The Croatian lawmakers, allegedly,
did not want to compel the
nominal owners to accept compensations instead of getting back the seized apartments; but, obviously, in cases where the
nominal owners agree, the compensations should be granted to them, and the tenantship-right holders should
get the right to cheaply buy these apartments in the same way as the "public",
nationalized, and even some private apartments have also been bought! (See (1) above!) If a tenantship-right holder is denied this right, he is discriminated
against and deprived of his property worth about 50.000 to 100.000 EUR (euros)!
In my case,
the today's nominal owner of the apartment in which I live (who was entered into the land registers after the original-owner's
death in 1987) offered in
November of 2002 to sell the apartment to me at
a price which is near the market value.
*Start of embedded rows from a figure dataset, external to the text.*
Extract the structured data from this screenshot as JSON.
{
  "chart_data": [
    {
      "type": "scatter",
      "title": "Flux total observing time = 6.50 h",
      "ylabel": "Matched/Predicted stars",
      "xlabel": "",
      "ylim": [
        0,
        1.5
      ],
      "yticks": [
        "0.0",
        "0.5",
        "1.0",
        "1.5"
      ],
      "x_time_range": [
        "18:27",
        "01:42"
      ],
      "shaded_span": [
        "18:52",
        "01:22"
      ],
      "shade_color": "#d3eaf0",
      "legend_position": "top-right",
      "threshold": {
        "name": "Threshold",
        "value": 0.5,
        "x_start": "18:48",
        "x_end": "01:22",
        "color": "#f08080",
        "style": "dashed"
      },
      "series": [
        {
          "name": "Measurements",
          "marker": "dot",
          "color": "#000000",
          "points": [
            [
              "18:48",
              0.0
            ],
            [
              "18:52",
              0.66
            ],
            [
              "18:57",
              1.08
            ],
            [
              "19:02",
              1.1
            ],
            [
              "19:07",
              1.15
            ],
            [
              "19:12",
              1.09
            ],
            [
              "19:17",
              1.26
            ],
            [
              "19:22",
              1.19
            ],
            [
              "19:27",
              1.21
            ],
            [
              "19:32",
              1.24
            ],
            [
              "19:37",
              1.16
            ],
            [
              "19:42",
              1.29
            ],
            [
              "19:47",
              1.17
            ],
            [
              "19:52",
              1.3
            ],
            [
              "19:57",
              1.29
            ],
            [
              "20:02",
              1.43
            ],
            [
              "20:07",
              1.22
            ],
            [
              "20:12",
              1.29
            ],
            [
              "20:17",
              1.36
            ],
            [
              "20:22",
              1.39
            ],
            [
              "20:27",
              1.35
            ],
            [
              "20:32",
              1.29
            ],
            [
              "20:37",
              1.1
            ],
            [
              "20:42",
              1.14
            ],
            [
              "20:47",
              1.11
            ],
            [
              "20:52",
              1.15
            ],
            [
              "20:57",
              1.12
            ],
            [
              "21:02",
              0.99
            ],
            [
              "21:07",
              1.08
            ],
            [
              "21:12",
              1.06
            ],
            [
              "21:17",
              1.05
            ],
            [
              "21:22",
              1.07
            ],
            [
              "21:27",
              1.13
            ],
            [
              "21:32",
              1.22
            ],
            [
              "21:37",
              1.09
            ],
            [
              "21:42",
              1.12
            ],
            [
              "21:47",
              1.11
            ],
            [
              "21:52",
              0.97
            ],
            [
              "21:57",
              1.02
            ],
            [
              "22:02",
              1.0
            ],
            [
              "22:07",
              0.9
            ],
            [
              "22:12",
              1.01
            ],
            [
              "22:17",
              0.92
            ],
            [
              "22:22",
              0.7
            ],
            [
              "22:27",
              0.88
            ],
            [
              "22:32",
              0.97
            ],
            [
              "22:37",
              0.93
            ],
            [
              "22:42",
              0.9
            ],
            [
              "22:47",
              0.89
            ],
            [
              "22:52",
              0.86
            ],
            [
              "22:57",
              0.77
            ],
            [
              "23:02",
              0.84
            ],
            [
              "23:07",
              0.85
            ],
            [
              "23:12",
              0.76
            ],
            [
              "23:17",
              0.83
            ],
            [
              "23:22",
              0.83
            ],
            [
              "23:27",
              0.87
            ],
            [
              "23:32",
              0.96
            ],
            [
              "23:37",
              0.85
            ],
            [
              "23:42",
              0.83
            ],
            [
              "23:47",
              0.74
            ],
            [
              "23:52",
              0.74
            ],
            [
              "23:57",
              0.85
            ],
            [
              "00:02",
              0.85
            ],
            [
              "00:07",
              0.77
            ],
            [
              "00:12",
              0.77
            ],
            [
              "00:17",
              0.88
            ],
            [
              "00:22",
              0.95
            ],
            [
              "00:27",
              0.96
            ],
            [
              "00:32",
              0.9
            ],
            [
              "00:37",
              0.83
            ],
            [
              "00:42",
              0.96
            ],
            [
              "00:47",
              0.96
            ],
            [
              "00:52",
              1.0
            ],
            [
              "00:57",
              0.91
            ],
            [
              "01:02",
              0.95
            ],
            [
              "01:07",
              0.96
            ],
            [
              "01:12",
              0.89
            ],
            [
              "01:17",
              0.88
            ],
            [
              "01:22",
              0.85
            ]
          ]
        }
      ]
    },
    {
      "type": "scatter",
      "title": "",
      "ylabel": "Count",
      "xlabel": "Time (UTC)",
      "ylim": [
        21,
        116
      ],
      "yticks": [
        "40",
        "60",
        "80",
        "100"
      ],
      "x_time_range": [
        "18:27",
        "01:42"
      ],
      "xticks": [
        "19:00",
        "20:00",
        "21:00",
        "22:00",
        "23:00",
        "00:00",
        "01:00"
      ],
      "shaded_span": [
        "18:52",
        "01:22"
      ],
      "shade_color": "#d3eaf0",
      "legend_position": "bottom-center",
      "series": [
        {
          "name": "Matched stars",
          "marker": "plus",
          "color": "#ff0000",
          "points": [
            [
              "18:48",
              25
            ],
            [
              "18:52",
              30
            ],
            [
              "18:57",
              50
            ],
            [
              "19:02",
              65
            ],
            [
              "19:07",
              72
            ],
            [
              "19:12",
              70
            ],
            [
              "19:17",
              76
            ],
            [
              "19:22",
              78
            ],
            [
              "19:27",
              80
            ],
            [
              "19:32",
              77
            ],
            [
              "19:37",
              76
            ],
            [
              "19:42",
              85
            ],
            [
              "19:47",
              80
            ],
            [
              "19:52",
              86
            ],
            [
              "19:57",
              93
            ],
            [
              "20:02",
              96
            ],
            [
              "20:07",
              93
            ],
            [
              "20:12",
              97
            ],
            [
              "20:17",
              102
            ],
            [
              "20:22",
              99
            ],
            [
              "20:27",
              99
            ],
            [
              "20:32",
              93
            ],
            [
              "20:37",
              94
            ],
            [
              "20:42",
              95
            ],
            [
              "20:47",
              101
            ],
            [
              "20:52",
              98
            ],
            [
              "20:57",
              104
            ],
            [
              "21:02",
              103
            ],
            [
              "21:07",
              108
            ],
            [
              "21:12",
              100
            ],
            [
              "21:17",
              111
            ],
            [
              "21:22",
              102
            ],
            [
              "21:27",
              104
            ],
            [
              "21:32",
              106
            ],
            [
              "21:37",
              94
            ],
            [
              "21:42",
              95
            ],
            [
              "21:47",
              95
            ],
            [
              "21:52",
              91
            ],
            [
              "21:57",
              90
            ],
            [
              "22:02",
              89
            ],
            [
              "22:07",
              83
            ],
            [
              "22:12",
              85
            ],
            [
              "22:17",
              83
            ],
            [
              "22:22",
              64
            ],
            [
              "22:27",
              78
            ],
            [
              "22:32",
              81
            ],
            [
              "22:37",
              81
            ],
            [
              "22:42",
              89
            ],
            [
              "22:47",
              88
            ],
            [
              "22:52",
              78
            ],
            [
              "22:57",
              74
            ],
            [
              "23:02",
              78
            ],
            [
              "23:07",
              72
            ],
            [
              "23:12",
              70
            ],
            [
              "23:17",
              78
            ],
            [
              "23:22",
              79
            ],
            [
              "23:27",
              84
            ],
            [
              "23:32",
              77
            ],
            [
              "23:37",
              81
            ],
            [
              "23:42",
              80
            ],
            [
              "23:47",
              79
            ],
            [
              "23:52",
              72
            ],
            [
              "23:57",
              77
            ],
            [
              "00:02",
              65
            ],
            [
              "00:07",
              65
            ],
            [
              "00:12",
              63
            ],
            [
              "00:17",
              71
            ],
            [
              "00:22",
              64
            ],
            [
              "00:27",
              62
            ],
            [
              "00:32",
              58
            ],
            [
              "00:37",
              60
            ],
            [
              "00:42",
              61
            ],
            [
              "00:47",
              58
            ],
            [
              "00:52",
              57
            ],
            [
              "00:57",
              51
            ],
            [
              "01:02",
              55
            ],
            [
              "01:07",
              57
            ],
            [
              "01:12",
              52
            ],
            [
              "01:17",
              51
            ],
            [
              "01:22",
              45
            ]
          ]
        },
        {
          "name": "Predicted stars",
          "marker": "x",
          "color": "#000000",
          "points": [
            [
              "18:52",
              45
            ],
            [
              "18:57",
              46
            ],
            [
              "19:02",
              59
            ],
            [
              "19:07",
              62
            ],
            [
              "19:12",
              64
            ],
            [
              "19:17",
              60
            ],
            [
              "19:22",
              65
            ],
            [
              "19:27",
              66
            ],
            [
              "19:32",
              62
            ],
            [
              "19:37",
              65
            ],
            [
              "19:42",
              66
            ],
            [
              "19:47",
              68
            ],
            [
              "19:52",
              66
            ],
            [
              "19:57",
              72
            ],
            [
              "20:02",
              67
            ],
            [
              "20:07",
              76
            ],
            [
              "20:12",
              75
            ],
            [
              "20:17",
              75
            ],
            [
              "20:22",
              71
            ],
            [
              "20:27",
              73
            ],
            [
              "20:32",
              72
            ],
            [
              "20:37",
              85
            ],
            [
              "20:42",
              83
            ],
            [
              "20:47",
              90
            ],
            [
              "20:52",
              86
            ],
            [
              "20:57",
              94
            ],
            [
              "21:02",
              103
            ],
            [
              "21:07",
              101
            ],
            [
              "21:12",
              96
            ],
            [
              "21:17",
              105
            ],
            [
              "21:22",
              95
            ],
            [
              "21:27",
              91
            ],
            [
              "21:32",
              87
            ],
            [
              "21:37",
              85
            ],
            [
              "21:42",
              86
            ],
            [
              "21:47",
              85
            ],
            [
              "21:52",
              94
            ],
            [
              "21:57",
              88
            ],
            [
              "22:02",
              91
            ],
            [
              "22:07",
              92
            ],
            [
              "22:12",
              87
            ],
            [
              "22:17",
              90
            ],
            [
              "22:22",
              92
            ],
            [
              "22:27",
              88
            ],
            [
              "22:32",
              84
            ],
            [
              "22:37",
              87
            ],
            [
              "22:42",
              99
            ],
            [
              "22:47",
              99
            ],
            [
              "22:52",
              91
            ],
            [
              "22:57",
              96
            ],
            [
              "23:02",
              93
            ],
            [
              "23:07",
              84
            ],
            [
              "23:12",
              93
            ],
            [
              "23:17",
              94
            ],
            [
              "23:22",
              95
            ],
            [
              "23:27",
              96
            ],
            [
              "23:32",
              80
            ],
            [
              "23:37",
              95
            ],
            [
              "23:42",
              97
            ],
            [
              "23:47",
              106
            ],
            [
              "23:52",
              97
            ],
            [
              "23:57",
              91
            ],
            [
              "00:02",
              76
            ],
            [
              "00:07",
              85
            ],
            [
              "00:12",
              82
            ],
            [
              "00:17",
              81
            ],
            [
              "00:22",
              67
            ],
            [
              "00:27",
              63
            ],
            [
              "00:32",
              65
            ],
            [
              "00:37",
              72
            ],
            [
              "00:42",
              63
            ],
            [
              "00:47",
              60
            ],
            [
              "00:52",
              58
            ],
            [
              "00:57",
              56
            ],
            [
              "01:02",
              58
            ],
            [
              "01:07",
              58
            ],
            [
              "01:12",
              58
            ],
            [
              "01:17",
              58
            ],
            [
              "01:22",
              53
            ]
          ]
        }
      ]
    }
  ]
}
I wrote immediately to the government
(the Sabor, the Cabinet, the Assembly of the City of Zagreb, and others) and
asked that the State pay about 90 percent of the price, while I should pay about ten percent (just as other tenantship-right
holders had paid for their apartments too).
However, I have only received some answers saying that there was no legal ground for granting the money, although they
would like to help if they could.
But that "legal ground" is just the point! That is just the government's and the lawmakers' fault! The lawmakers should have prescribed such a legal ground, they should have stipulated in the Law on Renting Apartments (1996) that a tenantship-right holder in a
so-called "private occupied apartment" should be allowed to cheaply buy his apartment (for 10 percent of the value, as others
had bought too) in the case
that the nominal owner agrees
to accept the compensation from the State! They have not made such a provision
in the law in 1996, but they can make it now, and they should do it soon! They could have made it at any time since 1996, but they
have been unjustifiably waiting and delaying it for more than six years, up to
However, the Cabinet
has recently prepared a proposal, by which we - i.e.
some 7000 families who are arbitrarily and deliberately chosen to be discriminated
against - should pay for our apartments (if nominal owners agree to sell them) perhaps
five or ten times as much as other tenantship-right holders have paid,
who had obtained the right (by the laws, from 1991 to 1996) to cheaply buy the "social", nationalized, and even some private
apartments (owned by other citizens!)
at the price of about ten percent of the market value! The government and the lawmakers are unjustifiably and unnecessarily discriminating against my family and
myself (and against others too), and they intend to deprive me of more than 100.000 EUR (euros)!